Bei den durchschnittlichen und schlechteren gehen sie bis 15, und gehen auch mal bis 20
Prozent hin.“
Karl Schweisfurth würde die Totgeburten nicht in die Mortalitätsrate einrechnen. Doch selbst
dann landet man in den sechs Monaten bei knapp 30 Prozent.

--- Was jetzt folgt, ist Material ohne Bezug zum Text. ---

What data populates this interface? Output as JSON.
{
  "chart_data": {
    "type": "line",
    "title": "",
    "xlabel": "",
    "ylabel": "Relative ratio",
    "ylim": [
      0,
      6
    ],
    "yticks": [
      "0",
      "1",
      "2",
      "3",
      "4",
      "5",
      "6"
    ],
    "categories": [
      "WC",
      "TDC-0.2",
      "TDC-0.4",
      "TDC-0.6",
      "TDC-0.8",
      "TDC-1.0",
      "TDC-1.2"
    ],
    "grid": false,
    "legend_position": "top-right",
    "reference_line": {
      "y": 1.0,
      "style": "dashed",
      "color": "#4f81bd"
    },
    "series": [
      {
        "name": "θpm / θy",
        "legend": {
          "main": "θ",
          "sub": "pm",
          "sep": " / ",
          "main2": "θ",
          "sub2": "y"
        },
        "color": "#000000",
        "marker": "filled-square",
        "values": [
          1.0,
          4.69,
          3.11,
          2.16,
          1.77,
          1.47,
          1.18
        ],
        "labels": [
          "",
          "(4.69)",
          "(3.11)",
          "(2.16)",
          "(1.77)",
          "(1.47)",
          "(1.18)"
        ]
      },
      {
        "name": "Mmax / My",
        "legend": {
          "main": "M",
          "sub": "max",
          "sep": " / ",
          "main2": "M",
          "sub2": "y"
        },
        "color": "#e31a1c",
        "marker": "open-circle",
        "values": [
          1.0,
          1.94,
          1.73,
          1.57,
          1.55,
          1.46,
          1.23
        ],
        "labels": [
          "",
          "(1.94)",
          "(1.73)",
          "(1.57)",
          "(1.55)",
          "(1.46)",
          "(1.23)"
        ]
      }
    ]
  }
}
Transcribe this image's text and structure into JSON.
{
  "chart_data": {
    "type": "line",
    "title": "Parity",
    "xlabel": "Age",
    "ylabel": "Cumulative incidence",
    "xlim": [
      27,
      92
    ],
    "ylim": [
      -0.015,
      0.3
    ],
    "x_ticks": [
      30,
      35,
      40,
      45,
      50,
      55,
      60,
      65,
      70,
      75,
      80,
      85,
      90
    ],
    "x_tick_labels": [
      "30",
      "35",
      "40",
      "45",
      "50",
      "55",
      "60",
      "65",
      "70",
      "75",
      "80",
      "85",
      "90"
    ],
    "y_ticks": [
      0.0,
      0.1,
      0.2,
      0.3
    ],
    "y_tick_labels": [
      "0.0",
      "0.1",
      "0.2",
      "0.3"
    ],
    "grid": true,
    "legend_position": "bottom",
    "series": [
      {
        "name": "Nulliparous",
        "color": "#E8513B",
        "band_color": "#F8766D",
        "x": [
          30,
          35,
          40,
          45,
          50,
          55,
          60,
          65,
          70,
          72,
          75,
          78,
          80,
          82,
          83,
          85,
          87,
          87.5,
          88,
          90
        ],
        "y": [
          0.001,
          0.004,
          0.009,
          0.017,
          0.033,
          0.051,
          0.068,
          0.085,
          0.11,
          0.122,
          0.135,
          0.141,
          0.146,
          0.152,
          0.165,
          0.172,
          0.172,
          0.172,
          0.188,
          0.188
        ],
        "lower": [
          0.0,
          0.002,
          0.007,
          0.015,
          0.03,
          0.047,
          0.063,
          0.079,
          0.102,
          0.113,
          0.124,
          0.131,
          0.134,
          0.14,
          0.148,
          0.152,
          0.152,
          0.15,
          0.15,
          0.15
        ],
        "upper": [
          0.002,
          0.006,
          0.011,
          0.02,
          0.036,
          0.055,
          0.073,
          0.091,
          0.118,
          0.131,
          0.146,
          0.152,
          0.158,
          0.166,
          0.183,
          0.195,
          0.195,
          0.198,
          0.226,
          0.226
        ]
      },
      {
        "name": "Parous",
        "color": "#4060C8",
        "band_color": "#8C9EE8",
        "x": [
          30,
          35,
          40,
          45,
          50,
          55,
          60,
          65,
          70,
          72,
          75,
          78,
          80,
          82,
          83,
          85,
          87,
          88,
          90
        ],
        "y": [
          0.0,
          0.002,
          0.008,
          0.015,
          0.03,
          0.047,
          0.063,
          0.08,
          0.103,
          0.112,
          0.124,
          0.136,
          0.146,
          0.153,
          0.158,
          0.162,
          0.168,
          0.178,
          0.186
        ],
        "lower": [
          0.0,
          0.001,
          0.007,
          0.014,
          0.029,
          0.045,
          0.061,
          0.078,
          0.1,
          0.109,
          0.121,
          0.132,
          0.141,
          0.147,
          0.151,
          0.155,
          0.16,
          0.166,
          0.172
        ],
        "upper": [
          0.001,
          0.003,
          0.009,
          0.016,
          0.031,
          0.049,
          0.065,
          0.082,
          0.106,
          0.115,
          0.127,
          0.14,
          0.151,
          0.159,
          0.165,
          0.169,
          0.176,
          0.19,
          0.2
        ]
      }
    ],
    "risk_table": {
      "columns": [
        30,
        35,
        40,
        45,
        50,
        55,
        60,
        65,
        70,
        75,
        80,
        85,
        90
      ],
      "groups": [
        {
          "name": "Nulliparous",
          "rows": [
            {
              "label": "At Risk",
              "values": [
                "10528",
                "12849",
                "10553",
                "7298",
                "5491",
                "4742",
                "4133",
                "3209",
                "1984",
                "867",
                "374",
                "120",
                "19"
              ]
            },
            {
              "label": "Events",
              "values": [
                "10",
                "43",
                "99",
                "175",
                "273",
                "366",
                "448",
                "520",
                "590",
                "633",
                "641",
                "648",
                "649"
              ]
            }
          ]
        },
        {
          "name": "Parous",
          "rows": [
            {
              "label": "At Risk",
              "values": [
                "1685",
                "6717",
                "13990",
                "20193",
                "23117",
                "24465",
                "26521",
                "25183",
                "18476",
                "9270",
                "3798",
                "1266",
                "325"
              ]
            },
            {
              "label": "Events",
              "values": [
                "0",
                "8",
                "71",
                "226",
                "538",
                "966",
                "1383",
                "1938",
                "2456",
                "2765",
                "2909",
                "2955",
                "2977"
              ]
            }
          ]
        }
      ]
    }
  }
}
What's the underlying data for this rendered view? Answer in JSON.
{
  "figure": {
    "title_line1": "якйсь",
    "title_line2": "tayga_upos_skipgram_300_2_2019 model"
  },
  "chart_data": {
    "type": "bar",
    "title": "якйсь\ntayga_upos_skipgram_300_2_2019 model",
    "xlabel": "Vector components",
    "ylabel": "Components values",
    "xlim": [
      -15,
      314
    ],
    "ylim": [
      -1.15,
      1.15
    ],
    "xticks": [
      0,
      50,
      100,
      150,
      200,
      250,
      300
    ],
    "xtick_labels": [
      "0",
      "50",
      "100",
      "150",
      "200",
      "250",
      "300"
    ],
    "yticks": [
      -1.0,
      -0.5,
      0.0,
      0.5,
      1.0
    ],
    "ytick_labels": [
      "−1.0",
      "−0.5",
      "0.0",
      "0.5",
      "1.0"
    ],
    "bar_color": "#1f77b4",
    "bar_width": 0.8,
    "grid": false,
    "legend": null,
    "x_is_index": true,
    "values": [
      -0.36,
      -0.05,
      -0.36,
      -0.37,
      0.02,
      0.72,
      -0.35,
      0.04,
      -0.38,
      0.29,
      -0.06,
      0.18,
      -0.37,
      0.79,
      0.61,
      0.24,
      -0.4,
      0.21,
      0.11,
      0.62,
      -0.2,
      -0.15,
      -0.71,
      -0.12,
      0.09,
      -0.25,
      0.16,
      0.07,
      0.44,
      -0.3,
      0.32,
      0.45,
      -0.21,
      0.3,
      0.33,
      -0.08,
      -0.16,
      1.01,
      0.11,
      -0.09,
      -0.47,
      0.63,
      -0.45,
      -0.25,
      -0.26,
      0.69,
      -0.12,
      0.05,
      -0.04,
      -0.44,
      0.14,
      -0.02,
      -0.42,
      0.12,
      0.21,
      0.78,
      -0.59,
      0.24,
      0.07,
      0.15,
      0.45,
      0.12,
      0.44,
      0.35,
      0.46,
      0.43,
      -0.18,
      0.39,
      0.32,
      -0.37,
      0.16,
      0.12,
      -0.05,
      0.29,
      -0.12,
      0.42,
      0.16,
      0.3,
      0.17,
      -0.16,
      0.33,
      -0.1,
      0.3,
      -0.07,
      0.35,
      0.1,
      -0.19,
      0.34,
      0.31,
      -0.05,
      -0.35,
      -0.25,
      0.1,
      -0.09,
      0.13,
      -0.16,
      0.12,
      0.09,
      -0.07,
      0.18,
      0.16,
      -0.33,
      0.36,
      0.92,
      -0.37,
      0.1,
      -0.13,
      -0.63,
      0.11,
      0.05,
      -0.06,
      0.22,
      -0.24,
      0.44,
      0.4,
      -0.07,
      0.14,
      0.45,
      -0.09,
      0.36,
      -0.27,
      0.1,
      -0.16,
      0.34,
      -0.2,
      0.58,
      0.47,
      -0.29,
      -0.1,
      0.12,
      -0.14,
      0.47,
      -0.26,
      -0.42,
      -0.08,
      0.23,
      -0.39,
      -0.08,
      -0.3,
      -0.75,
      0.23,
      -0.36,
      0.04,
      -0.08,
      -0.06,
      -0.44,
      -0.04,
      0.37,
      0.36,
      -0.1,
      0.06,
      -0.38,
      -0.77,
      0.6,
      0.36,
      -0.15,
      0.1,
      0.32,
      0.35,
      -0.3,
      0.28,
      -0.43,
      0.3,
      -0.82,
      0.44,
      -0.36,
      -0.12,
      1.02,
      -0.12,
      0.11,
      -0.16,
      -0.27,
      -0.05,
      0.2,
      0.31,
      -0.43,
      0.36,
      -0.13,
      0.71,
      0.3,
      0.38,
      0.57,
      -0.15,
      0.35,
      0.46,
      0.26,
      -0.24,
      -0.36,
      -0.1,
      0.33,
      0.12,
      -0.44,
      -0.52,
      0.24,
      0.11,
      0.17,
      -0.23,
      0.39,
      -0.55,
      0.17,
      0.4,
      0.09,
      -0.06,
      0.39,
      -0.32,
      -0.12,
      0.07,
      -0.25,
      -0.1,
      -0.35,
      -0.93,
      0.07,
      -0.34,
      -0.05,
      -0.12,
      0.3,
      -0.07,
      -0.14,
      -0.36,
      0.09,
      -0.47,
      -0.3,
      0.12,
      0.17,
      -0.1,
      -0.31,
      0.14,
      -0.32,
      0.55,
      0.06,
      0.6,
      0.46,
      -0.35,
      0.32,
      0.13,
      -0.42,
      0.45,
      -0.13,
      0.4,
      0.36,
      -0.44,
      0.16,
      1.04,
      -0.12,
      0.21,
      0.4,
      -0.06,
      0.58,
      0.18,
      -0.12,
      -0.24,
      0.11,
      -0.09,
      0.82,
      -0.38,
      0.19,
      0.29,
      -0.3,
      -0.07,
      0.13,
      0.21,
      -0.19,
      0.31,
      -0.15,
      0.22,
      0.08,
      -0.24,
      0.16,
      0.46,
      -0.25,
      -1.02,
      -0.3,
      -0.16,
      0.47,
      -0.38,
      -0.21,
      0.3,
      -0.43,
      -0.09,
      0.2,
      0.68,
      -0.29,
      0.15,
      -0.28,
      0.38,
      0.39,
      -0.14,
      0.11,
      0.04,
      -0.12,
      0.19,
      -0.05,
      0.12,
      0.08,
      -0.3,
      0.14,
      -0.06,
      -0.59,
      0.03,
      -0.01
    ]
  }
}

Karl Schweisfurth, Hermannsdorfer Landwerkstätten
„Das waren ganz, ganz große Würfe. Fürchterlich, wollen wir gar nicht. 14, 15, 18. Aber wir
waren hilflos und wussten nicht, was wir tun sollen. Wir haben aber nicht jetzt den
Antibiotika-Einsatz extrem erhöht, sieht man ja, er ist ein bisschen höher als 2014, aber
nicht wesentlich. Wir haben versucht durch verschiedene Maßnahmen,
Blutuntersuchungen, Untersuchungen im Futter, diese Situation in den Griff zu kriegen,
damit es besser wird. Ist nicht üblich, eine Ausnahme. Wirklich ein Ausnahmejahr. Das hat
es so bisher nie gab.“
Die endgültige Erklärung für die hohe Mortalität hat Karl Schweisfurth nicht gefunden. Mit
dem Mythos vom gesünderen Biotier passt auch das nicht zusammen. Inzwischen sei man
wieder auf dem Weg der Besserung. Und in diesem Jahr sollen die Kastenstände in
Hermannsdorf durch einen Umbau abgeschafft werden.